Hyewon Jang, Nikolai Ilinykh, Sharid Loáiciga, Jey Han Lau, Shalom Lappin, Predicting Sentence Acceptability Judgments in Multimodal Contexts, to appear at CMCL 2026 (arxiv).
Human participants and vision language models (VLMs) rated acceptability of English sentences on a scale of 1 (very unnatural) - 4 (very natural).

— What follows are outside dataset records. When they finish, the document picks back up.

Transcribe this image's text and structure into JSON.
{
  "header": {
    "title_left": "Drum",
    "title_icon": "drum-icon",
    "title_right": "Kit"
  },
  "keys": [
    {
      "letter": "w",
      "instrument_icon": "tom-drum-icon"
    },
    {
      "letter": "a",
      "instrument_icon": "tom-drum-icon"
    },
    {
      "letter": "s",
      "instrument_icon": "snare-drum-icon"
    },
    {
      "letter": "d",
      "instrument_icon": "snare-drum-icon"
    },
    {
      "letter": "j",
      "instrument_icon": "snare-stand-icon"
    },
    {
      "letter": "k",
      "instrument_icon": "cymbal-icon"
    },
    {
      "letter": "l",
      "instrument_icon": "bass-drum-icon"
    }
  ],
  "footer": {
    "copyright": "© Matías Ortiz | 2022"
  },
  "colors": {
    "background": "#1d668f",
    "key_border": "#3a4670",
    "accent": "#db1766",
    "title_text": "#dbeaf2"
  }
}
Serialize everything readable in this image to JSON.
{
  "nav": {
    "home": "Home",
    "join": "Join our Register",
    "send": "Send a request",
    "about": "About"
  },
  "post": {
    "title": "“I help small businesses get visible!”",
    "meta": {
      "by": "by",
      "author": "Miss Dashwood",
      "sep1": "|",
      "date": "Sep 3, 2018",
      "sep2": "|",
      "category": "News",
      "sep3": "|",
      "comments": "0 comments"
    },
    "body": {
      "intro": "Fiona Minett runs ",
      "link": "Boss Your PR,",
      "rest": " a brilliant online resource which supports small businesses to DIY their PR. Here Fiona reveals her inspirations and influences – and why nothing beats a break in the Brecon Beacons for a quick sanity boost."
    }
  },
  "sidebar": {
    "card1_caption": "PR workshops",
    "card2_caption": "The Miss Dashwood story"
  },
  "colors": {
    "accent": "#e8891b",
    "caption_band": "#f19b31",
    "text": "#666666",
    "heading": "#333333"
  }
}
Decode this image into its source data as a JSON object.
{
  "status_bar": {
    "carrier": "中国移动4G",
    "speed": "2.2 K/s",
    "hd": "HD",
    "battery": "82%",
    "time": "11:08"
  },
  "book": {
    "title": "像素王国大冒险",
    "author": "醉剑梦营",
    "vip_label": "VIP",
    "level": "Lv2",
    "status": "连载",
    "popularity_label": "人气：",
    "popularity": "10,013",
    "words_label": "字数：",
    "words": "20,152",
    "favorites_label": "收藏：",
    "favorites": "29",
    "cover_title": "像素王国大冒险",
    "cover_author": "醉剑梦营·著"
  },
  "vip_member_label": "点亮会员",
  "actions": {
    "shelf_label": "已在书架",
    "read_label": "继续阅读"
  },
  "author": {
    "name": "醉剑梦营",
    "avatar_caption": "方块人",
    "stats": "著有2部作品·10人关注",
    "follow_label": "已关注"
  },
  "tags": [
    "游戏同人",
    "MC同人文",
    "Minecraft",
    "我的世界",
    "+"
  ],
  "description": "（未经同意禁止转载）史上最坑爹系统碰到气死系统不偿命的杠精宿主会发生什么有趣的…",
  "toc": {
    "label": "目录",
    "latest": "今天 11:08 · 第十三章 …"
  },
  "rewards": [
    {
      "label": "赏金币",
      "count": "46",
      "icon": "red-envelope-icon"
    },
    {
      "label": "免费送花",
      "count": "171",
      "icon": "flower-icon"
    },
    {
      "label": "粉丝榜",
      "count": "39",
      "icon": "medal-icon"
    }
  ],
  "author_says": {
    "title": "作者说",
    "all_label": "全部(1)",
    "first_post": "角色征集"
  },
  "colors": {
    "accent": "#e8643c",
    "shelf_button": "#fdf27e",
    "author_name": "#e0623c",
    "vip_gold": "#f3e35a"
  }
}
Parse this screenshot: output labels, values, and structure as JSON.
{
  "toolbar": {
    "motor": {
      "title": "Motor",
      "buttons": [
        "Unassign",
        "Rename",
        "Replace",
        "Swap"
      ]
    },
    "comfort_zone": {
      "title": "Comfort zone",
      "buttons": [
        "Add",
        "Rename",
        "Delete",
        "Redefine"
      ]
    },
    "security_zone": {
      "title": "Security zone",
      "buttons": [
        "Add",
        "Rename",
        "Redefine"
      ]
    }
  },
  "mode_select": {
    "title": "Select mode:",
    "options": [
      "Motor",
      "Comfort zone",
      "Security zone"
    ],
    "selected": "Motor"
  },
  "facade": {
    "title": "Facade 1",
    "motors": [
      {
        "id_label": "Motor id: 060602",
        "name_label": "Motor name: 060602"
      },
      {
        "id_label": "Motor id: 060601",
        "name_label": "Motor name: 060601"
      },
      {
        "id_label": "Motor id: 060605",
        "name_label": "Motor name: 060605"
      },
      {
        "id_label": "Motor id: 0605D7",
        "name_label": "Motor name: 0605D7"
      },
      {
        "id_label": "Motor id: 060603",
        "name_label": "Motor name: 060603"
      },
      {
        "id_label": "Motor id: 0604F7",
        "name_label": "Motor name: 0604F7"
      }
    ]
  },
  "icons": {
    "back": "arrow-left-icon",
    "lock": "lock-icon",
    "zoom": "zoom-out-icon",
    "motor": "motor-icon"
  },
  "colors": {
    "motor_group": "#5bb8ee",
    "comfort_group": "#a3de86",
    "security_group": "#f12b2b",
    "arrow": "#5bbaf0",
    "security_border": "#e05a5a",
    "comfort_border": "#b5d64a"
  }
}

The sentences were preceded by a relevant visual context (R), irrelevant visual context (I), and no contexts (N).
Human acceptability judgment on 75 original English sentences taken from News, Books, and Wikipedia + 225 backtranslated sentences of them.
GPT-5 generated images describing the 75 English sentences.
Sentence acceptability ratings provided by 7 VLMs (InternVL3-1B, InternVL3-8B, Qwen2.5-3B, Qwen2.5-7B, llava-1.5-7b, gpt-4o & gpt-4o-mini) averaged across multiple attempts (seeds) for each sentence.
Logits extracted for each sentence preceded by relevant, irrelevant, null visual contexts for the 5 open-source VLMs - with multiple attempts (seeds) for each sentence.
Code for sentence acceptability ratings by gpt-4o & gpt-40-mini.
Code for sentence acceptability ratings by InternVL3-1B, InternVL3-8B, Qwen2.5-3B, Qwen2.5-7B & llava-1.5-7b.
Code for logit extractions from open-source models for each sentence following relevant, irrelevant, and null visual contexts.
Pearson and Spearman correlations between [human ratings ~ model ratings], [human ratings ~ normalized model logprobs], [model ratings ~ normalized model logprobs].
Total least square regressions between ratings in each condition pair ([N-R], [N-I], [R-I]).